Products & Product Reviews

Product Spotlight: Satellite Antennas

The last couple of months, OnAllBands has gone to the birds—that is, Amateur Radio satellites. Be sure to check out Sean Kutzko, KX9X’s, excellent video series on the fun and challenges of making QSOs by contacting FM and linear satellites. Search on “Satellite” at OnAllBands for videos and articles on the subject. It will be well worth your time.

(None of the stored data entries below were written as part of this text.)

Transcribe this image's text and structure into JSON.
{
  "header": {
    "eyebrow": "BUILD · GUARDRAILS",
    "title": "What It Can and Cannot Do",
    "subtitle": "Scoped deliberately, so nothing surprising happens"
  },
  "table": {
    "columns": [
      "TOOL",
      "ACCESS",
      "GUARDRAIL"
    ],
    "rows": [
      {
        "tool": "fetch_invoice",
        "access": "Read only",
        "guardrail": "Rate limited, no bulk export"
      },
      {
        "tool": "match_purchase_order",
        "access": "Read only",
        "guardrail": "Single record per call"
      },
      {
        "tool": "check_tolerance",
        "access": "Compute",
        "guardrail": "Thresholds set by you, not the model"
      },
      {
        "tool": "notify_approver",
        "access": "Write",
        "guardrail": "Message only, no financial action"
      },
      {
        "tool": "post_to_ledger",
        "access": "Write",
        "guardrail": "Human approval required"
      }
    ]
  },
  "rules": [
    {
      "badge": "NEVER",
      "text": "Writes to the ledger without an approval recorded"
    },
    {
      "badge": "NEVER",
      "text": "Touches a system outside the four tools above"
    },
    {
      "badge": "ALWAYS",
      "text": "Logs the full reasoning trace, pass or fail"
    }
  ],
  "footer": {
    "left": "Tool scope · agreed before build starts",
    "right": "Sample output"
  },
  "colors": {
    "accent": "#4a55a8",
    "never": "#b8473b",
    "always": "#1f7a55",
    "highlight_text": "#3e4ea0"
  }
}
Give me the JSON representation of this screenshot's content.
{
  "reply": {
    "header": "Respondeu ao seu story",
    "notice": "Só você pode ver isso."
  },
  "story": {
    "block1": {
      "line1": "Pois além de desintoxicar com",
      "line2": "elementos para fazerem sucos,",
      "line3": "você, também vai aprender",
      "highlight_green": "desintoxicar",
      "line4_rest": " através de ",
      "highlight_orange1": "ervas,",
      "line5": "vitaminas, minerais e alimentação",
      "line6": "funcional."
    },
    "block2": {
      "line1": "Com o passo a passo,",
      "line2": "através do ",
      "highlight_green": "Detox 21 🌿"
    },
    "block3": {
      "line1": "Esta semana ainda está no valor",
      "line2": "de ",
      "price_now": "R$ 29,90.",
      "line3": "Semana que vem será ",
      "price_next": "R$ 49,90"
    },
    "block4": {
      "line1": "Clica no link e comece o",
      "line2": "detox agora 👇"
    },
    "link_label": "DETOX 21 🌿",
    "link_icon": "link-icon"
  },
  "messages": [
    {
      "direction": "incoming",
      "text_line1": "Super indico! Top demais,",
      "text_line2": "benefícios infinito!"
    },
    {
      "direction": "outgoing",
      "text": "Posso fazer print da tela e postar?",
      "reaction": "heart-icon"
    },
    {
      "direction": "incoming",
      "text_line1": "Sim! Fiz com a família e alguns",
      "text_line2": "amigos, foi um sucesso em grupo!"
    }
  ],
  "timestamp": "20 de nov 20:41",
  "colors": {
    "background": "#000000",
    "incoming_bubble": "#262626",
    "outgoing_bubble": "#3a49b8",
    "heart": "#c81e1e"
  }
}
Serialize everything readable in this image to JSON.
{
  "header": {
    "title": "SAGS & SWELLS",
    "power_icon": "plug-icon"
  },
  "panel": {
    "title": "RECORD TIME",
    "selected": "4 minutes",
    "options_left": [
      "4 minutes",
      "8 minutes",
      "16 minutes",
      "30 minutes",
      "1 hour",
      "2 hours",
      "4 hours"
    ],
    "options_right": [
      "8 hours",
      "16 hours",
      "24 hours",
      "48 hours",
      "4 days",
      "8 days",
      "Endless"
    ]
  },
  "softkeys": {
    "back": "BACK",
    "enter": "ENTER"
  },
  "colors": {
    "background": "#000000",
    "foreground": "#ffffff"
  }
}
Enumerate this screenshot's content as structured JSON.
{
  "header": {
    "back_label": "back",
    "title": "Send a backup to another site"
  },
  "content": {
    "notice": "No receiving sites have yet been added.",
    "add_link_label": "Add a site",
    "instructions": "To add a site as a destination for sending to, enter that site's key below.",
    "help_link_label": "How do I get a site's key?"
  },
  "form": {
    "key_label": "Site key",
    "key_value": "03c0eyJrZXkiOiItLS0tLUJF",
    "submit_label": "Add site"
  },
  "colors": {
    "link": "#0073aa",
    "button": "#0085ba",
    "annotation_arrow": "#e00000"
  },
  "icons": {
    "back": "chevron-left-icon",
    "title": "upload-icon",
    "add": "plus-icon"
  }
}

EAntenna DUOSAT Handheld Antenna

One of the aspects of satellite operating that Sean explores is the equipment you’ll need to effectively transmit and receive signals. In the field, that means taking along a handheld antenna like the lightweight 2M/70cm DUOSAT from EAntenna, a great choice for satellite operations without undue strain on your arm.

Weighing only 22 ounces, the hand-finished DUOSAT is made of T5 6061/6082 aluminum and features stainless steel hardware, 3 LFA elements for VHF and 5 for UHF, and 50-ohm coaxial cable output. The antenna boasts low-interference operation and 8.9 dBi gain on 2M and 11.4 dBi gain on 70cm.

A duplexer is not included, but DX Engineering carries many duplexer, combiner, and splitter options. For a satellite-friendly base station setup, the ICOM IC-9700 VHF/UHF/1.2 GHz All-Mode Direct Sampling Transceiver—with normal/reverse tracking and 99 satellite channels—makes a welcome addition to your shack.

Satellite Eggbeater Antennas from M2 Antenna Systems

Equally effective in a base or mobile station, these antennas (for either 2M, 70cm, or packaged for both with a cross boom VHF/UHF kit) produce smooth, omni-directional horizontal polarity patterns at the horizon. Above the horizon, the pattern transforms to right-hand circular for excellent OSCAR communications. The small physical footprint of these antennas allows many mounting options at a budget-friendly price.

What do Hams think?

Five Stars: “Very good for a simple satellite installation. I am not in an area where I could get away with an alt-az rotor and beam system, so I had to go with an omni-directional system. They work very well, and I have been able to work every satellite down to nearly the horizon. A preamp has certainly helped and if I can hear it, I can work it on these antennas. They need to be up fairly high with a clear view to be an effective alternative to a beam.”